An Opinionated Guide to Performance Budgets

Tammy Everts - Feb 16, 2021

performance budgets metrics

Performance budgets are one of those ideas that everyone gets behind conceptually, but then are challenged to put into practice – and for very good reason. Web pages are unbelievably complex, and there are hundreds of different metrics available to track. If you're just getting started with performance budgets – or if you've been using them for a while and want to validate your work – this post is for you.

What is a performance budget?

A performance budget is a threshold that you apply to the metrics you care about the most. You can then configure your monitoring tools to send you alerts – or even break the build, if you're testing in your staging environment – when your budgets are violated.

Understanding the basic premise of performance budgets is pretty easy. The tricky part comes when you try to put them into practice. This is when you run into three important questions:

Which metrics should you focus on?
What should your budget thresholds be?
How do you stay on top of your budgets?

Depending on whom you ask, you could get very different answers to these questions. Here are mine.
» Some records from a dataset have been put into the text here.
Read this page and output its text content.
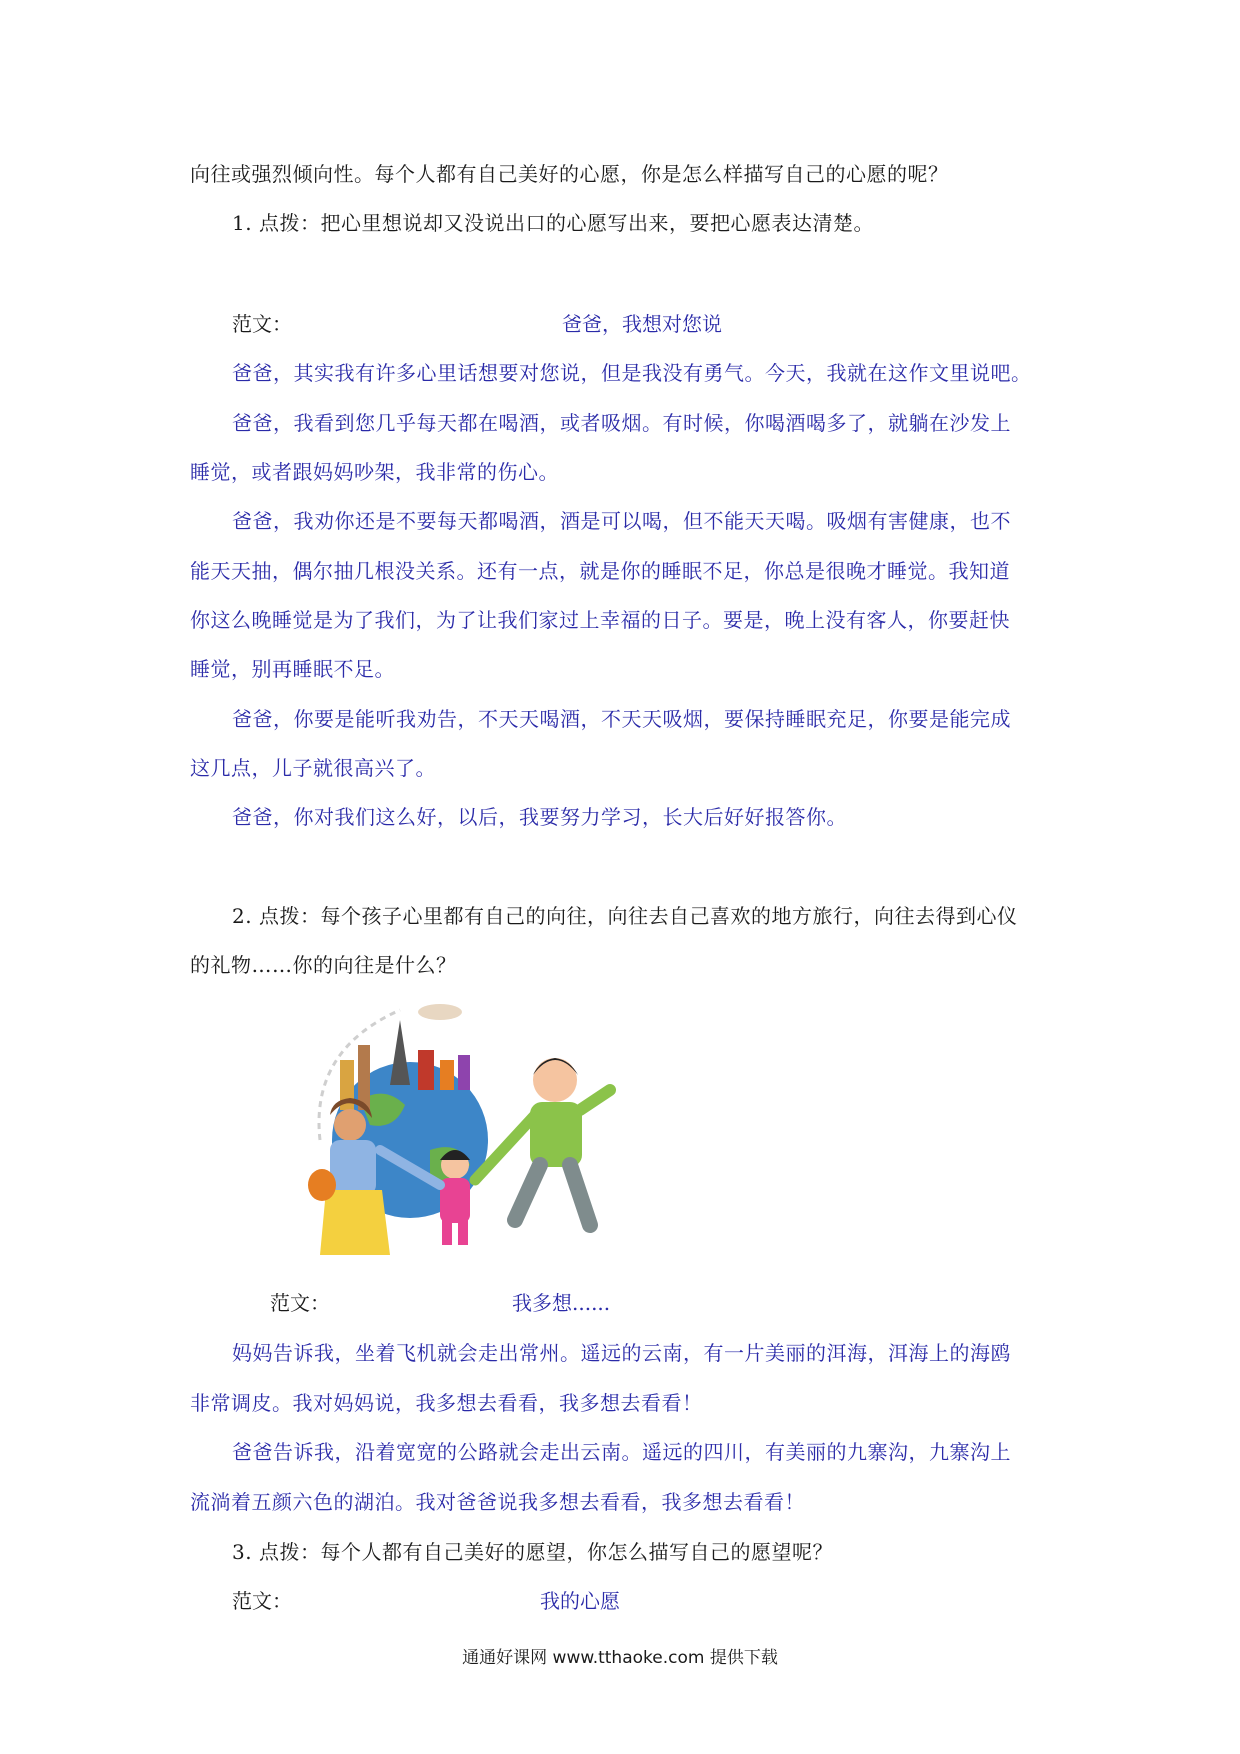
向往或强烈倾向性。每个人都有自己美好的心愿，你是怎么样描写自己的心愿的呢？
1. 点拨：把心里想说却又没说出口的心愿写出来，要把心愿表达清楚。
范文：	爸爸，我想对您说
爸爸，其实我有许多心里话想要对您说，但是我没有勇气。今天，我就在这作文里说吧。
爸爸，我看到您几乎每天都在喝酒，或者吸烟。有时候，你喝酒喝多了，就躺在沙发上
睡觉，或者跟妈妈吵架，我非常的伤心。
爸爸，我劝你还是不要每天都喝酒，酒是可以喝，但不能天天喝。吸烟有害健康，也不
能天天抽，偶尔抽几根没关系。还有一点，就是你的睡眠不足，你总是很晚才睡觉。我知道
你这么晚睡觉是为了我们，为了让我们家过上幸福的日子。要是，晚上没有客人，你要赶快
睡觉，别再睡眠不足。
爸爸，你要是能听我劝告，不天天喝酒，不天天吸烟，要保持睡眠充足，你要是能完成
这几点，儿子就很高兴了。
爸爸，你对我们这么好，以后，我要努力学习，长大后好好报答你。
2. 点拨：每个孩子心里都有自己的向往，向往去自己喜欢的地方旅行，向往去得到心仪
的礼物……你的向往是什么？
范文：	我多想......
妈妈告诉我，坐着飞机就会走出常州。遥远的云南，有一片美丽的洱海，洱海上的海鸥
非常调皮。我对妈妈说，我多想去看看，我多想去看看！
爸爸告诉我，沿着宽宽的公路就会走出云南。遥远的四川，有美丽的九寨沟，九寨沟上
流淌着五颜六色的湖泊。我对爸爸说我多想去看看，我多想去看看！
3. 点拨：每个人都有自己美好的愿望，你怎么描写自己的愿望呢？
范文：	我的心愿
通通好课网 www.tthaoke.com 提供下载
1. Which metrics should you focus on?

There are dozens and dozens of performance metrics. Before we start listing them all, let's slow down and consider the questions that all those metrics are trying to answer for us.

Most people agree that performance affects user experience. But what does that actually mean? For me, it comes down to these questions:

Is it loading? When do I feel like the page actually works?
Can I use it? When do I feel like I'm seeing enough content to meaningfully interact with the page?
How does it feel? How easy/annoying is the experience of interacting with the page?

Knowing the questions you're trying to answer will help you home in on the best metric(s) for each question.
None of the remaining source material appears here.